In cross validation, we split our training set into k different subset (where this k is different from hyperparameter K). So this is called k-folds cross validation.

k-fold cross validation

In iteration i, we will choose the i^th subset as our validation data and the remaining subsets as our new training data. We will run our model for different hyperparameter K and will measure accuracy for validation data.
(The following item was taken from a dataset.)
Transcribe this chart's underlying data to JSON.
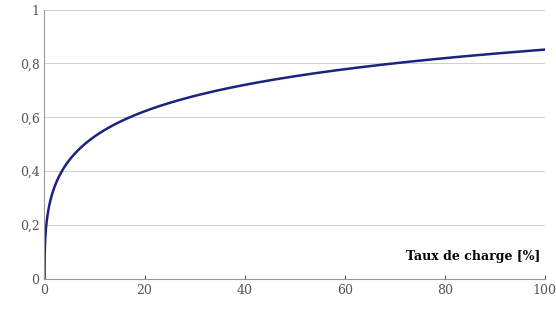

After k iterations, we will choose the hyperparameter K as the best_K whose average accuracy is largest. Here is the code for cross validation.

num_folds = 4
list_of_K = range(1, 80)
X_train_folds = np.split(X_train, num_folds, axis=0)     # spliting X_train
Y_train_folds = np.split(Y_train, num_folds, axis=0)     # spliting Y_train

best_K = 1
best_acc = -1
avg_accuracies = []
for K in list_of_K:
    accuracies = []                                      # contains accuracies for a certain 'K'
    for i in range(num_folds):
        New_X_train = np.concatenate(X_train_folds[: i]+X_train_folds[i+1:]) 
        New_Y_train = np.concatenate(Y_train_folds[: i]+Y_train_folds[i+1:])
        pred_labels = knn_vectorized(X_train_folds[i], New_X_train, New_Y_train, K)
        accuracy = np.sum(pred_labels==Y_train_folds[i]) / X_train_folds[i].shape[0]
        accuracies.append(accuracy)

    avg_acc = np.mean(accuracies)                        # average accuracy for a certain 'K'
    avg_accuracies.append(avg_acc)
    if avg_acc > best_acc:
        best_acc = avg_acc
        best_K = K

print('Best accuracy = %f when K = %d' %(best_acc, best_K))
plt.plot(avg_accuracies)
plt.xlabel('hyperparameter K')
plt.ylabel('accuracy')

We may expect that our test data will work slightly better if the hyperparameter K=5 . Now run the KNN on test data and see what happens!

import time
from collections import Counter
def knn_vectorized(X_test, X_train, Y_train, K):
    num_test=X_test.shape[0]
    num_train=X_train.shape[0]
    dists=np.zeros((num_test, num_train))
    
    #this is the vectorized implementation
    part_1=np.sum(X_test**2, axis=1).reshape(num_test, 1) #x^2
    part_2=np.sum(X_train**2, axis=1)                     #y^2
    part_3=2*X_test.dot(X_train.T)                        #2xy
    dists=np.sqrt(np.maximum(0, part_1+part_2-part_3))
    
    idx=np.argsort(dists, axis=1)
    pred_y=[]
    for i in range(num_test):
        closest=idx[i][: K]
        count=Counter(Y_train[closest])
        pred_y.append(count.most_common(1)[0][0])
    return pred_y
    
K = 5
start_time = time.time()    
predicted_labels = knn_vectorized(X_test, X_train, Y_train, K)
end_time = time.time()
correct_labels = np.sum(predicted_labels == Y_test)

print('accuracy %f' %(correct_labels/num_test))
print('knn_vectorized took %f seconds' %(end_time-start_time))

YESSS!!! Accuracy increased by about 3%.